A decisão demorou dois anos a concretizar-se, mas o dia chegou. "Em junho de 1949 as estruturas metálicas do mercado foram finalmente arrematadas em leilão por 830 contos" a um sucateiro do Porto, lê-se em Lisboa Desaparecida. O ex libris da Praça da Figueira fechou portas e foi desmantelado. Na mesma altura, o Socorro e uma parte da baixa Mouraria também desapareciam do mapa da cidade, num plano que visava descongestionar o trânsito e abrir vias maiores naquela zona.
Nas fotografias da época, tiradas do lado do rio, vislumbram-se por cima dos telhados do mercado os últimos dois andares de um prédio. Num deles é visível um toldo branco, que tinha por função proteger do sol as bonecas de massa que ali eram postas a secar - era o Hospital de Bonecas. Estava lá antes de surgir o mercado e por lá continua hoje, no mesmo prédio, agora uns andares abaixo. Manuela Cutileira, hoje a responsável do Hospital de Bonecas, é a neta dos donos de então, que viviam no quinto andar do edifício. Guarda uma memória ténue do mercado de ferro, uma memória remetida a um dia em que, "miúda rebelde e dada a asneiras", atirou um anel de ouro da mãe pela janela do quinto andar e pôs toda a gente em rebuliço lá em baixo à procura da joia.
Manuela Cutileira lembra-se bem melhor do que veio depois - um parque de estacionamento, o metro que chegou à praça nos anos 60, a estátua equestre de D. João I que ali foi colocada em 1971. O comércio na praça, que ocupa praticamente todos os pisos térreos, também foi mudando de figura: "Havia muitas tabernas, algumas espingardarias, lojas de roupa."
Numa das esquinas da Praça da Figueira ainda está uma loja de roupa, de ar antigo, que dá pelo insólito nome de... "o Chocolateiro". Maria João é funcionária da casa há 43 anos, não os suficientes para ter conhecido o antigo mercado, mas conta que o nome do estabelecimento ainda guarda a memória desses tempos - aquela era a esquina onde se vendia chocolate quente e a casa acabou por tomar o nome do pregão que tanto se ouvia à porta e que ali chamava clientes do mercado e feirantes.

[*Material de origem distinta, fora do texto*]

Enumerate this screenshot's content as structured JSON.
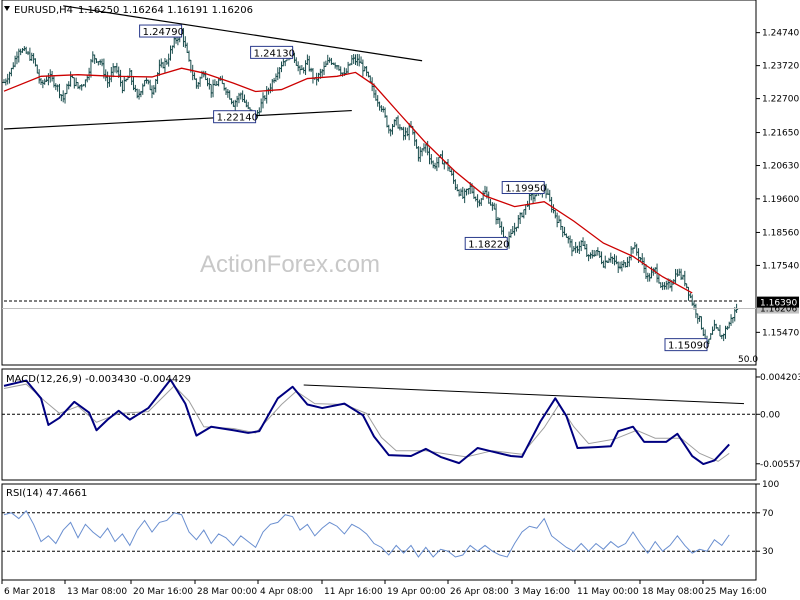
{
  "header": {
    "symbol": "EURUSD,H4",
    "ohlc": "1.16250 1.16264 1.16191 1.16206"
  },
  "watermark": "ActionForex.com",
  "colors": {
    "candle": "#1a4d4d",
    "ma": "#cc0000",
    "macd_main": "#000080",
    "macd_signal": "#a0a0a0",
    "rsi": "#6a8fd0",
    "trendline": "#000000",
    "bid_line": "#000000"
  },
  "chart_data": [
    {
      "type": "line",
      "name_text": "price",
      "y_ticks": [
        1.2474,
        1.2372,
        1.227,
        1.2165,
        1.2063,
        1.196,
        1.1856,
        1.1754,
        1.1547
      ],
      "y_tick_labels": [
        "1.24740",
        "1.23720",
        "1.22700",
        "1.21650",
        "1.20630",
        "1.19600",
        "1.18560",
        "1.17540",
        "1.15470"
      ],
      "ylim": [
        1.1446,
        1.2575
      ],
      "current_price": "1.16390",
      "last_price": "1.16206",
      "corner_label": "50.0",
      "x_tick_labels": [
        "6 Mar 2018",
        "13 Mar 08:00",
        "20 Mar 16:00",
        "28 Mar 00:00",
        "4 Apr 08:00",
        "11 Apr 16:00",
        "19 Apr 00:00",
        "26 Apr 08:00",
        "3 May 16:00",
        "11 May 00:00",
        "18 May 08:00",
        "25 May 16:00"
      ],
      "annotations": [
        "1.24790",
        "1.24130",
        "1.22140",
        "1.19950",
        "1.18220",
        "1.15090"
      ],
      "close_path": [
        [
          0,
          1.232
        ],
        [
          4,
          1.236
        ],
        [
          8,
          1.2425
        ],
        [
          12,
          1.241
        ],
        [
          16,
          1.239
        ],
        [
          20,
          1.231
        ],
        [
          24,
          1.234
        ],
        [
          28,
          1.2315
        ],
        [
          32,
          1.227
        ],
        [
          36,
          1.2335
        ],
        [
          40,
          1.2305
        ],
        [
          44,
          1.2325
        ],
        [
          48,
          1.24
        ],
        [
          52,
          1.2385
        ],
        [
          56,
          1.232
        ],
        [
          60,
          1.237
        ],
        [
          64,
          1.2305
        ],
        [
          68,
          1.2345
        ],
        [
          72,
          1.227
        ],
        [
          76,
          1.233
        ],
        [
          80,
          1.2295
        ],
        [
          84,
          1.2365
        ],
        [
          88,
          1.2385
        ],
        [
          92,
          1.2445
        ],
        [
          96,
          1.2479
        ],
        [
          100,
          1.238
        ],
        [
          104,
          1.231
        ],
        [
          108,
          1.2355
        ],
        [
          112,
          1.2295
        ],
        [
          116,
          1.2325
        ],
        [
          120,
          1.23
        ],
        [
          124,
          1.2255
        ],
        [
          128,
          1.2285
        ],
        [
          132,
          1.2235
        ],
        [
          136,
          1.2214
        ],
        [
          140,
          1.2265
        ],
        [
          144,
          1.231
        ],
        [
          148,
          1.236
        ],
        [
          152,
          1.2395
        ],
        [
          156,
          1.2413
        ],
        [
          160,
          1.235
        ],
        [
          164,
          1.238
        ],
        [
          168,
          1.2325
        ],
        [
          172,
          1.2355
        ],
        [
          176,
          1.239
        ],
        [
          180,
          1.2375
        ],
        [
          184,
          1.234
        ],
        [
          188,
          1.239
        ],
        [
          192,
          1.2385
        ],
        [
          196,
          1.2345
        ],
        [
          200,
          1.2285
        ],
        [
          204,
          1.2245
        ],
        [
          208,
          1.2175
        ],
        [
          212,
          1.22
        ],
        [
          216,
          1.2155
        ],
        [
          220,
          1.218
        ],
        [
          224,
          1.2095
        ],
        [
          228,
          1.2125
        ],
        [
          232,
          1.206
        ],
        [
          236,
          1.2085
        ],
        [
          240,
          1.206
        ],
        [
          244,
          1.2
        ],
        [
          248,
          1.1965
        ],
        [
          252,
          1.1995
        ],
        [
          256,
          1.195
        ],
        [
          260,
          1.198
        ],
        [
          264,
          1.1935
        ],
        [
          268,
          1.1875
        ],
        [
          272,
          1.1822
        ],
        [
          276,
          1.187
        ],
        [
          280,
          1.1915
        ],
        [
          284,
          1.196
        ],
        [
          288,
          1.1975
        ],
        [
          292,
          1.1995
        ],
        [
          296,
          1.1935
        ],
        [
          300,
          1.1885
        ],
        [
          304,
          1.1845
        ],
        [
          308,
          1.1795
        ],
        [
          312,
          1.1825
        ],
        [
          316,
          1.1775
        ],
        [
          320,
          1.18
        ],
        [
          324,
          1.176
        ],
        [
          328,
          1.1785
        ],
        [
          332,
          1.1745
        ],
        [
          336,
          1.176
        ],
        [
          340,
          1.1815
        ],
        [
          344,
          1.1775
        ],
        [
          348,
          1.1715
        ],
        [
          352,
          1.174
        ],
        [
          356,
          1.168
        ],
        [
          360,
          1.1695
        ],
        [
          364,
          1.1735
        ],
        [
          368,
          1.1705
        ],
        [
          372,
          1.164
        ],
        [
          376,
          1.1585
        ],
        [
          380,
          1.1509
        ],
        [
          384,
          1.156
        ],
        [
          388,
          1.1535
        ],
        [
          392,
          1.1575
        ],
        [
          396,
          1.1621
        ]
      ],
      "ma_path": [
        [
          0,
          1.2293
        ],
        [
          20,
          1.2339
        ],
        [
          40,
          1.2344
        ],
        [
          60,
          1.2339
        ],
        [
          80,
          1.2337
        ],
        [
          96,
          1.2364
        ],
        [
          108,
          1.2349
        ],
        [
          124,
          1.2318
        ],
        [
          136,
          1.2292
        ],
        [
          150,
          1.2298
        ],
        [
          164,
          1.2332
        ],
        [
          180,
          1.2339
        ],
        [
          190,
          1.2351
        ],
        [
          200,
          1.2312
        ],
        [
          214,
          1.2222
        ],
        [
          228,
          1.2133
        ],
        [
          244,
          1.2044
        ],
        [
          260,
          1.1969
        ],
        [
          276,
          1.1936
        ],
        [
          292,
          1.1951
        ],
        [
          308,
          1.1891
        ],
        [
          324,
          1.1823
        ],
        [
          340,
          1.1782
        ],
        [
          356,
          1.1719
        ],
        [
          372,
          1.1669
        ]
      ],
      "trendlines": [
        [
          [
            32,
            1.2557
          ],
          [
            226,
            1.2387
          ]
        ],
        [
          [
            0,
            1.2176
          ],
          [
            188,
            1.2233
          ]
        ],
        [
          [
            0,
            1.1644
          ],
          [
            400,
            1.1644
          ]
        ]
      ]
    },
    {
      "type": "line",
      "label": "MACD(12,26,9) -0.003430 -0.004429",
      "y_ticks": [
        0.004203,
        0.0,
        -0.005574
      ],
      "y_tick_labels": [
        "0.004203",
        "0.00",
        "-0.005574"
      ],
      "ylim": [
        -0.0074,
        0.0051
      ],
      "main": [
        [
          0,
          0.0032
        ],
        [
          12,
          0.0038
        ],
        [
          20,
          0.0018
        ],
        [
          24,
          -0.0012
        ],
        [
          30,
          -0.0004
        ],
        [
          38,
          0.0014
        ],
        [
          46,
          0.0002
        ],
        [
          50,
          -0.0018
        ],
        [
          56,
          -0.0006
        ],
        [
          62,
          0.0004
        ],
        [
          68,
          -0.0006
        ],
        [
          78,
          0.0007
        ],
        [
          90,
          0.0039
        ],
        [
          98,
          0.0012
        ],
        [
          104,
          -0.0024
        ],
        [
          112,
          -0.0014
        ],
        [
          124,
          -0.0018
        ],
        [
          132,
          -0.0021
        ],
        [
          138,
          -0.0019
        ],
        [
          148,
          0.0018
        ],
        [
          156,
          0.0031
        ],
        [
          164,
          0.0011
        ],
        [
          172,
          0.0007
        ],
        [
          184,
          0.0012
        ],
        [
          194,
          -0.0001
        ],
        [
          200,
          -0.0025
        ],
        [
          208,
          -0.0046
        ],
        [
          220,
          -0.0047
        ],
        [
          228,
          -0.0039
        ],
        [
          236,
          -0.0048
        ],
        [
          246,
          -0.0055
        ],
        [
          256,
          -0.0038
        ],
        [
          262,
          -0.0041
        ],
        [
          274,
          -0.0047
        ],
        [
          280,
          -0.0048
        ],
        [
          290,
          -0.0008
        ],
        [
          298,
          0.0018
        ],
        [
          304,
          -0.0002
        ],
        [
          310,
          -0.0038
        ],
        [
          320,
          -0.0037
        ],
        [
          328,
          -0.0036
        ],
        [
          332,
          -0.0019
        ],
        [
          340,
          -0.0014
        ],
        [
          346,
          -0.0031
        ],
        [
          358,
          -0.0031
        ],
        [
          364,
          -0.0022
        ],
        [
          372,
          -0.0047
        ],
        [
          378,
          -0.0056
        ],
        [
          384,
          -0.0052
        ],
        [
          392,
          -0.0034
        ]
      ],
      "signal": [
        [
          0,
          0.0029
        ],
        [
          12,
          0.0034
        ],
        [
          22,
          0.0015
        ],
        [
          30,
          0.0001
        ],
        [
          40,
          0.0009
        ],
        [
          50,
          -0.0009
        ],
        [
          62,
          0.0001
        ],
        [
          78,
          0.0003
        ],
        [
          92,
          0.0032
        ],
        [
          100,
          0.0015
        ],
        [
          108,
          -0.0014
        ],
        [
          124,
          -0.0016
        ],
        [
          136,
          -0.0021
        ],
        [
          150,
          0.0011
        ],
        [
          158,
          0.0026
        ],
        [
          168,
          0.0012
        ],
        [
          184,
          0.0011
        ],
        [
          196,
          0.0001
        ],
        [
          204,
          -0.0026
        ],
        [
          212,
          -0.0041
        ],
        [
          228,
          -0.0041
        ],
        [
          240,
          -0.0045
        ],
        [
          250,
          -0.0048
        ],
        [
          264,
          -0.0041
        ],
        [
          280,
          -0.0045
        ],
        [
          292,
          -0.0015
        ],
        [
          300,
          0.0011
        ],
        [
          308,
          -0.0014
        ],
        [
          316,
          -0.0033
        ],
        [
          330,
          -0.0028
        ],
        [
          342,
          -0.0018
        ],
        [
          352,
          -0.0027
        ],
        [
          366,
          -0.0027
        ],
        [
          376,
          -0.0044
        ],
        [
          386,
          -0.0053
        ],
        [
          392,
          -0.0044
        ]
      ],
      "trendline": [
        [
          162,
          0.0033
        ],
        [
          400,
          0.0012
        ]
      ]
    },
    {
      "type": "line",
      "label": "RSI(14) 47.4661",
      "y_ticks": [
        100,
        70,
        30,
        0
      ],
      "y_tick_labels": [
        "100",
        "70",
        "30",
        "0"
      ],
      "ylim": [
        0,
        100
      ],
      "levels": [
        70,
        30
      ],
      "values": [
        [
          0,
          68
        ],
        [
          4,
          70
        ],
        [
          8,
          64
        ],
        [
          12,
          72
        ],
        [
          16,
          58
        ],
        [
          20,
          40
        ],
        [
          24,
          46
        ],
        [
          28,
          38
        ],
        [
          32,
          52
        ],
        [
          36,
          60
        ],
        [
          40,
          44
        ],
        [
          44,
          58
        ],
        [
          48,
          50
        ],
        [
          52,
          44
        ],
        [
          56,
          54
        ],
        [
          60,
          40
        ],
        [
          64,
          48
        ],
        [
          68,
          36
        ],
        [
          72,
          52
        ],
        [
          76,
          62
        ],
        [
          80,
          50
        ],
        [
          84,
          60
        ],
        [
          88,
          62
        ],
        [
          92,
          70
        ],
        [
          96,
          68
        ],
        [
          100,
          50
        ],
        [
          104,
          42
        ],
        [
          108,
          52
        ],
        [
          112,
          38
        ],
        [
          116,
          48
        ],
        [
          120,
          44
        ],
        [
          124,
          36
        ],
        [
          128,
          46
        ],
        [
          132,
          40
        ],
        [
          136,
          34
        ],
        [
          140,
          50
        ],
        [
          144,
          58
        ],
        [
          148,
          60
        ],
        [
          152,
          68
        ],
        [
          156,
          66
        ],
        [
          160,
          52
        ],
        [
          164,
          58
        ],
        [
          168,
          46
        ],
        [
          172,
          54
        ],
        [
          176,
          60
        ],
        [
          180,
          56
        ],
        [
          184,
          48
        ],
        [
          188,
          58
        ],
        [
          192,
          54
        ],
        [
          196,
          48
        ],
        [
          200,
          38
        ],
        [
          204,
          34
        ],
        [
          208,
          26
        ],
        [
          212,
          36
        ],
        [
          216,
          28
        ],
        [
          220,
          36
        ],
        [
          224,
          24
        ],
        [
          228,
          34
        ],
        [
          232,
          24
        ],
        [
          236,
          32
        ],
        [
          240,
          30
        ],
        [
          244,
          24
        ],
        [
          248,
          26
        ],
        [
          252,
          36
        ],
        [
          256,
          30
        ],
        [
          260,
          36
        ],
        [
          264,
          30
        ],
        [
          268,
          26
        ],
        [
          272,
          24
        ],
        [
          276,
          38
        ],
        [
          280,
          50
        ],
        [
          284,
          56
        ],
        [
          288,
          54
        ],
        [
          292,
          64
        ],
        [
          296,
          46
        ],
        [
          300,
          40
        ],
        [
          304,
          34
        ],
        [
          308,
          30
        ],
        [
          312,
          38
        ],
        [
          316,
          30
        ],
        [
          320,
          38
        ],
        [
          324,
          32
        ],
        [
          328,
          40
        ],
        [
          332,
          34
        ],
        [
          336,
          38
        ],
        [
          340,
          50
        ],
        [
          344,
          38
        ],
        [
          348,
          28
        ],
        [
          352,
          40
        ],
        [
          356,
          30
        ],
        [
          360,
          36
        ],
        [
          364,
          46
        ],
        [
          368,
          36
        ],
        [
          372,
          28
        ],
        [
          376,
          32
        ],
        [
          380,
          30
        ],
        [
          384,
          42
        ],
        [
          388,
          36
        ],
        [
          392,
          47
        ]
      ]
    }
  ]
}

Como está atualmente, a Praça da Figueira não deixou de ser um entra e sai, mas agora com características muito particulares. É dali que sai o autocarro para o Castelo, o elétrico que vai para Belém, os autocarros descapotáveis que fazem visitas turísticas pela cidade. Há uma praça de táxis e outra de tuk-tuks. É um local de passagem para quem visita a cidade, um permanente vaivém de turistas. A praça readaptou-se. Há hotéis, um juice bar e uma loja de portuguese shoes, um best home made burguers. A histórica pastelaria Suíça fechou portas no ano passado, à beira do centenário, e todo o quarteirão que faz fronteira para o Rossio - para onde está prometido um hotel - tem seguido o mesmo destino. Sobra a Casa da Sorte, entretanto classificada como uma Loja com História. Mas também ali o destino não parece radioso. "Em tempos tínhamos aqui uma fila de empregados no balcão. Agora basta um", conta o chefe de serviço, Fernando Azevedo. E a julgar pelos clientes que não se veem, não terá muito trabalho. "Dantes, a Casa da Sorte recebia a lotaria à segunda-feira e à quarta estava esgotada. Agora sobra-nos. Quem anda aqui são turistas, os turistas não vêm comprar lotaria", lamenta.
Com entrada tanto para o lado da Praça da Figueira como para o lado da Praça do Rossio, a Casa da Sorte acaba por dar um retrato involuntário da vida das duas praças - praticamente todo o movimento da loja vem do lado do Rossio. Da Praça da Figueira de outrora resta uma pintura na parede do antigo mercado central.